Background: Hoof lesions are very common among sows and have been associated with lameness, early removal and compromised welfare and productivity. Although housing conditions and management can have an external effect on hoof health status, the role of trace mineral intake is vital in developing hoof structure and integrity. Therefore, the objective of this study was to investigate the effect of a diet supplemented with organic complexes oftrace minerals (Zn, Cu, Mn), partly substituting their inorganic form, on hoof lesions of sows in three Greek swine herds.

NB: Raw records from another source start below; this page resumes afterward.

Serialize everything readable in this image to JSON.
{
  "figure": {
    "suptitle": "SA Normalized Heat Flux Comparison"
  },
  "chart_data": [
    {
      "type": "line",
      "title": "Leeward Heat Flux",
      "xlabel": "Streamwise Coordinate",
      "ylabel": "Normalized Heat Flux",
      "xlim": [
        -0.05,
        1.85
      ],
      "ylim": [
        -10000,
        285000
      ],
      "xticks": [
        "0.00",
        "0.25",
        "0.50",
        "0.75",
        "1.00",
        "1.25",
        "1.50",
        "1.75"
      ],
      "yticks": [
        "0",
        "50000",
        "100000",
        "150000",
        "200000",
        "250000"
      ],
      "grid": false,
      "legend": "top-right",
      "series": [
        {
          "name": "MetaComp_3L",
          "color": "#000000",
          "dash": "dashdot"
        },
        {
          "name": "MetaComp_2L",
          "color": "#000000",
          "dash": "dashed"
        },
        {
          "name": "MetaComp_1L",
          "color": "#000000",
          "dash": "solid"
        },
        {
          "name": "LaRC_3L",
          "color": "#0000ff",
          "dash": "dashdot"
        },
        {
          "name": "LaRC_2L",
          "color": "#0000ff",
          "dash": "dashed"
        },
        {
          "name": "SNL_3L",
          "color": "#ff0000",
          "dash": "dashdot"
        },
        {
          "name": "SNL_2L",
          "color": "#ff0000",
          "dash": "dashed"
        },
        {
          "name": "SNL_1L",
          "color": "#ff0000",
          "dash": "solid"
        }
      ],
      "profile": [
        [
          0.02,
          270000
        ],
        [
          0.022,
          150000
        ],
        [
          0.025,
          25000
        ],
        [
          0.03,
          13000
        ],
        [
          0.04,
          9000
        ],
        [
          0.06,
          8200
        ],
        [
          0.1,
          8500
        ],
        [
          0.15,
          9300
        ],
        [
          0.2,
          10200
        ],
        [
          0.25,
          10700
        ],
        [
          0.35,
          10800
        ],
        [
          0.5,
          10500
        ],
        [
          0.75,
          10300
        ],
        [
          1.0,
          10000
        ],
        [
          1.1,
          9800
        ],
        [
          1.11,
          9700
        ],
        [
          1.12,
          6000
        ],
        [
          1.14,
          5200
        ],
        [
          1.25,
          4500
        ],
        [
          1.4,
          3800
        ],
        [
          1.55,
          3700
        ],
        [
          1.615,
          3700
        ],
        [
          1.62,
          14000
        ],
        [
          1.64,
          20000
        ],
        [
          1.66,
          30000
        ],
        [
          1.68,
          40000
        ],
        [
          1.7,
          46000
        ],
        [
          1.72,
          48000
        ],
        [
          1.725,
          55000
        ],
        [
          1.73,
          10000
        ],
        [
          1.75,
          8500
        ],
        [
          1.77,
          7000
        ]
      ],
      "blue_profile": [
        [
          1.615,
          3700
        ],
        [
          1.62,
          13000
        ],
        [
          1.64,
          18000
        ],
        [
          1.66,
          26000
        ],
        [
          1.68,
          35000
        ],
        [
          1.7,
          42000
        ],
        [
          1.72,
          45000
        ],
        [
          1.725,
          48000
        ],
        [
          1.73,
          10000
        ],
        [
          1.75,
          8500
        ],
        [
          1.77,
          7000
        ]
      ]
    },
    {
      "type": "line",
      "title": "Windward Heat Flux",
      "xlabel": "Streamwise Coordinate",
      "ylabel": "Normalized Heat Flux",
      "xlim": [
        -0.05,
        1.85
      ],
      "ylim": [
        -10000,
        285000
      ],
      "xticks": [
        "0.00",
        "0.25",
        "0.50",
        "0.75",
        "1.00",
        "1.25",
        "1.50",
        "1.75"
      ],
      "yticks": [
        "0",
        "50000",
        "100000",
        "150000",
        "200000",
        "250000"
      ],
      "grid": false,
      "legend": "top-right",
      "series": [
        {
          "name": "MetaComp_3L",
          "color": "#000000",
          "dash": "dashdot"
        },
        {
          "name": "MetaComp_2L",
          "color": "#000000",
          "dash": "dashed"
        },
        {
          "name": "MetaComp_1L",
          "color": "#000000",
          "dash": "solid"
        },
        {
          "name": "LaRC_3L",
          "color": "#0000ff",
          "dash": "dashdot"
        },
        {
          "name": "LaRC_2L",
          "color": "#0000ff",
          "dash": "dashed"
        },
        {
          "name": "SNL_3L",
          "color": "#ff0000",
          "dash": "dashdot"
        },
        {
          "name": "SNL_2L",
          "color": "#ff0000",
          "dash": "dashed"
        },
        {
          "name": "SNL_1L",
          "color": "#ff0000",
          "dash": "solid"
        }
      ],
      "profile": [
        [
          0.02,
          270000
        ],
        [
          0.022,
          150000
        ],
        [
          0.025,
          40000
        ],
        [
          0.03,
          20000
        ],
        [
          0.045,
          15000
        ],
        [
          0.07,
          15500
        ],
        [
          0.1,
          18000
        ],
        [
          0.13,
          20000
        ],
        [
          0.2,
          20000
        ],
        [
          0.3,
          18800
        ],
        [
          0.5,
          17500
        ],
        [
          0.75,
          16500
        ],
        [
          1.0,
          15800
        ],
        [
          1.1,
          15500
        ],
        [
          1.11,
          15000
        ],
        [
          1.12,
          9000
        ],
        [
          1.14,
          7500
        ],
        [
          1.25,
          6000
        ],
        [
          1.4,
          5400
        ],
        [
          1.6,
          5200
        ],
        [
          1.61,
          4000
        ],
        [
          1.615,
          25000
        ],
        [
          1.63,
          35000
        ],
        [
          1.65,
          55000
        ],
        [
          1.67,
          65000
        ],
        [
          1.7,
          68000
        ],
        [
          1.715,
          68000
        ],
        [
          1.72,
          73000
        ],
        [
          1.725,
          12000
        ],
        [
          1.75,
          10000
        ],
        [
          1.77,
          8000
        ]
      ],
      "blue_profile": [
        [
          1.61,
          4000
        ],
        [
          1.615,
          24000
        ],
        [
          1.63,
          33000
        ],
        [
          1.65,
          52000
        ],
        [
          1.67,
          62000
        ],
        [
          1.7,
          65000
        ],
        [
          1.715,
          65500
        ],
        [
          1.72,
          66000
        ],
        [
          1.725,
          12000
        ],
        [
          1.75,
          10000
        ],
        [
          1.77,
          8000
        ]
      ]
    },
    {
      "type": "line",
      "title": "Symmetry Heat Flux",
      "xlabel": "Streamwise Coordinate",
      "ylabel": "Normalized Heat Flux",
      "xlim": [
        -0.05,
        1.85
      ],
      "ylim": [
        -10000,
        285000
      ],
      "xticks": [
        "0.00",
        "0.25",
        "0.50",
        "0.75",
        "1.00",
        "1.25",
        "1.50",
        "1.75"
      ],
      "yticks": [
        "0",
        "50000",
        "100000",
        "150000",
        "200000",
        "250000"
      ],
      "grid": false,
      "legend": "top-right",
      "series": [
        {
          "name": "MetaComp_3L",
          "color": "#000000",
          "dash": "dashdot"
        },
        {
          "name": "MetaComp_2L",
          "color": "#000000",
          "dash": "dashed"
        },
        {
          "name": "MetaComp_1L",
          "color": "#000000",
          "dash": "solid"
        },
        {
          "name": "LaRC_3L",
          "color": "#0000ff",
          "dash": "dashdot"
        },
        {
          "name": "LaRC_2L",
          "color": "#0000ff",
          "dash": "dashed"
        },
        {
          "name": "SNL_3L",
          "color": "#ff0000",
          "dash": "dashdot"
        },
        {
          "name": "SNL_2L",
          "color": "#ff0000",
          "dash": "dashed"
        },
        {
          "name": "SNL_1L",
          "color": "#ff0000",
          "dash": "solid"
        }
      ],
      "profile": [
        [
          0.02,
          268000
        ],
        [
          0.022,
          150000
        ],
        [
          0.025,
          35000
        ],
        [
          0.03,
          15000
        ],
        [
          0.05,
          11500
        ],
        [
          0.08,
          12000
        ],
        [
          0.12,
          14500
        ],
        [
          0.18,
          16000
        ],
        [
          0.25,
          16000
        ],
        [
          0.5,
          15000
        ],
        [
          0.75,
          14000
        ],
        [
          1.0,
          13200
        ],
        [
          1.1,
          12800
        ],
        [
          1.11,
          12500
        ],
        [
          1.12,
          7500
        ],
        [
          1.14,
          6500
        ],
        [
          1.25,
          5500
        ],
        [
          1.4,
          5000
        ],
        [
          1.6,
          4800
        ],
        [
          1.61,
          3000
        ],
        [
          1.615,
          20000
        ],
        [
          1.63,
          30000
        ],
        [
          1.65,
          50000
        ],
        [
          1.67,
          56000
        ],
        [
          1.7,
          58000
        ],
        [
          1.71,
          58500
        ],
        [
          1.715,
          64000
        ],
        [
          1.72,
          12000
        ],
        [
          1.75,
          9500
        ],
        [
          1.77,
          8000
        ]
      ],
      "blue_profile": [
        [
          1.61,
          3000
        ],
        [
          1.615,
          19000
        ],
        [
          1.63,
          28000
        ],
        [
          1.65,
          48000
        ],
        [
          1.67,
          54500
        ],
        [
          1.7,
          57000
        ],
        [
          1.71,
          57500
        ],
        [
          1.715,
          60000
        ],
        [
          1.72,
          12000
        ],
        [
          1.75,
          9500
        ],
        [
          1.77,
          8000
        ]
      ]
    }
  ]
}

Results: A total of 518 sows were initially examined for hoof lesions and their respective severity was scored. For each hoof, the length of toes and dew claws were evaluated and five anatomical hoof sites, the heel, the sole, the white line, the wall and the coronary band, were examined for lesions. Subsequently, the same sows were re-scored after one or two gestations on diets supplemented with organic trace minerals, partly substituting their inorganic salt form (organic form of Zn 45 ppm, Cu 14 ppm and Mn 25 ppm of the total 125 ppm of Zn, 15 ppm of Cu and 40 ppm of Mn, respectively). The odds of the higher versus the lower lesion scores were significantly lower after than before the inclusion of the organic minerals in sows’ diet, for each of the considered foot sites with the exception of the coronary band, with a distinct effect according to foot location. Specifically, on rear feet the improvement of hoof lesions was either smaller (for heel, sole and wall) than on front feet or not significant (for white line, toe and dew claw length). Additionally, for each foot site and herd examined, after the inclusion of the organic minerals, there were more sows with either the same or lower lesion score, with the exception of the toe and the dew claw length in one of the herds.
Conclusions: Within the specific conditions in the three studied herds, our findings highlight the role of chelated trace minerals in sows’ hoof health, suggesting an applicable and rewarding intervention to prevent hoof lesions.